何故、緊急で自分達が集まったのか、町のギルド代表者は分からなかった。
緊急の懸案で、教会からと言う事がまず普通ではなかった。
全員が集まった時点で、シスターフェルールが立ち上がる。
「お集まり頂きありがとうございます。何故こう集まって頂いたかは、町の皆様に魔力なしの者を探して欲しいからですわ」
魔力なしとは、神に見放された者。忌子と言った良い意味を持たぬ者達の事だ。
「先日、定期巡回のおりに農村部にて幼児の保護を致しました」
シスターは言う。
「保護した幼児は、魔力なしです。現在も、孤児院に保護しているのですが、魔力なしとなった原因が、ようやく判明致しました」
神に見放された者に、誰も見向きもしない。教会は見つければ保護し、孤児院へ入れるが今まで原因の究明などしていなかった。

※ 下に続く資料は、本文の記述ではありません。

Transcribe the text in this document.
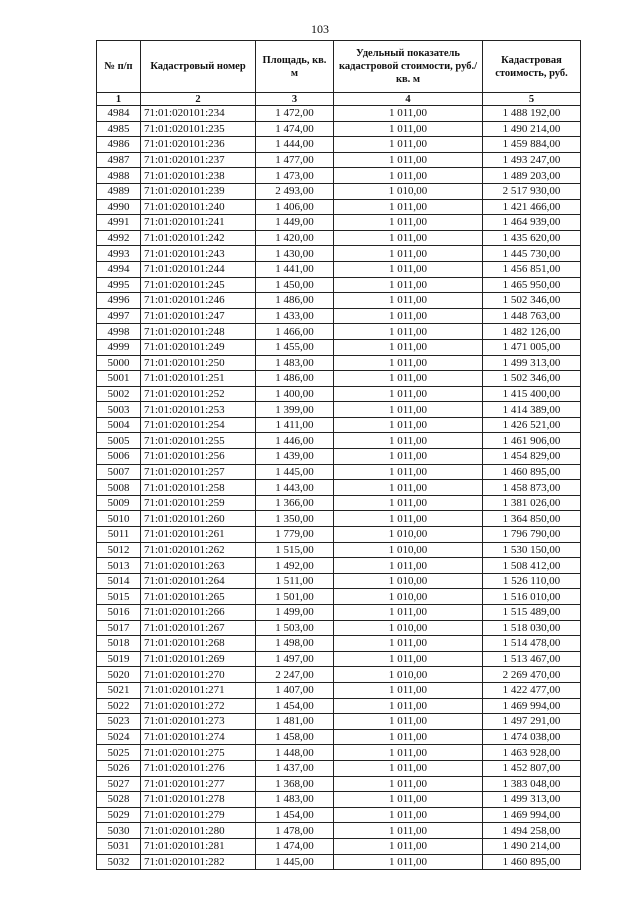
103
№ п/п	Кадастровый номер	Площадь, кв. м	Удельный показатель кадастровой стоимости, руб./кв. м	Кадастровая стоимость, руб.
1	2	3	4	5
4984	71:01:020101:234	1 472,00	1 011,00	1 488 192,00
4985	71:01:020101:235	1 474,00	1 011,00	1 490 214,00
4986	71:01:020101:236	1 444,00	1 011,00	1 459 884,00
4987	71:01:020101:237	1 477,00	1 011,00	1 493 247,00
4988	71:01:020101:238	1 473,00	1 011,00	1 489 203,00
4989	71:01:020101:239	2 493,00	1 010,00	2 517 930,00
4990	71:01:020101:240	1 406,00	1 011,00	1 421 466,00
4991	71:01:020101:241	1 449,00	1 011,00	1 464 939,00
4992	71:01:020101:242	1 420,00	1 011,00	1 435 620,00
4993	71:01:020101:243	1 430,00	1 011,00	1 445 730,00
4994	71:01:020101:244	1 441,00	1 011,00	1 456 851,00
4995	71:01:020101:245	1 450,00	1 011,00	1 465 950,00
4996	71:01:020101:246	1 486,00	1 011,00	1 502 346,00
4997	71:01:020101:247	1 433,00	1 011,00	1 448 763,00
4998	71:01:020101:248	1 466,00	1 011,00	1 482 126,00
4999	71:01:020101:249	1 455,00	1 011,00	1 471 005,00
5000	71:01:020101:250	1 483,00	1 011,00	1 499 313,00
5001	71:01:020101:251	1 486,00	1 011,00	1 502 346,00
5002	71:01:020101:252	1 400,00	1 011,00	1 415 400,00
5003	71:01:020101:253	1 399,00	1 011,00	1 414 389,00
5004	71:01:020101:254	1 411,00	1 011,00	1 426 521,00
5005	71:01:020101:255	1 446,00	1 011,00	1 461 906,00
5006	71:01:020101:256	1 439,00	1 011,00	1 454 829,00
5007	71:01:020101:257	1 445,00	1 011,00	1 460 895,00
5008	71:01:020101:258	1 443,00	1 011,00	1 458 873,00
5009	71:01:020101:259	1 366,00	1 011,00	1 381 026,00
5010	71:01:020101:260	1 350,00	1 011,00	1 364 850,00
5011	71:01:020101:261	1 779,00	1 010,00	1 796 790,00
5012	71:01:020101:262	1 515,00	1 010,00	1 530 150,00
5013	71:01:020101:263	1 492,00	1 011,00	1 508 412,00
5014	71:01:020101:264	1 511,00	1 010,00	1 526 110,00
5015	71:01:020101:265	1 501,00	1 010,00	1 516 010,00
5016	71:01:020101:266	1 499,00	1 011,00	1 515 489,00
5017	71:01:020101:267	1 503,00	1 010,00	1 518 030,00
5018	71:01:020101:268	1 498,00	1 011,00	1 514 478,00
5019	71:01:020101:269	1 497,00	1 011,00	1 513 467,00
5020	71:01:020101:270	2 247,00	1 010,00	2 269 470,00
5021	71:01:020101:271	1 407,00	1 011,00	1 422 477,00
5022	71:01:020101:272	1 454,00	1 011,00	1 469 994,00
5023	71:01:020101:273	1 481,00	1 011,00	1 497 291,00
5024	71:01:020101:274	1 458,00	1 011,00	1 474 038,00
5025	71:01:020101:275	1 448,00	1 011,00	1 463 928,00
5026	71:01:020101:276	1 437,00	1 011,00	1 452 807,00
5027	71:01:020101:277	1 368,00	1 011,00	1 383 048,00
5028	71:01:020101:278	1 483,00	1 011,00	1 499 313,00
5029	71:01:020101:279	1 454,00	1 011,00	1 469 994,00
5030	71:01:020101:280	1 478,00	1 011,00	1 494 258,00
5031	71:01:020101:281	1 474,00	1 011,00	1 490 214,00
5032	71:01:020101:282	1 445,00	1 011,00	1 460 895,00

「何故、緊急で集まって頂いたかは、魔族が関係しているからです。皆様は、遠い過去の出来事と思いでしょうが、魔族を倒した後も魔力なしの様な犠牲者が、今だにいると理解して欲しいのです」
理解してもらう為に、シスターは魔族を倒したとしても完全ではなかったと、倒した魔族は石の様に砕け散るが、一定の期間後に砕け散った魔族のカケラを魔力を持つ者が触ると、魔力を吸い取られ続ける為魔力がないように見えるが魔族の呪と今回分かったことを話す。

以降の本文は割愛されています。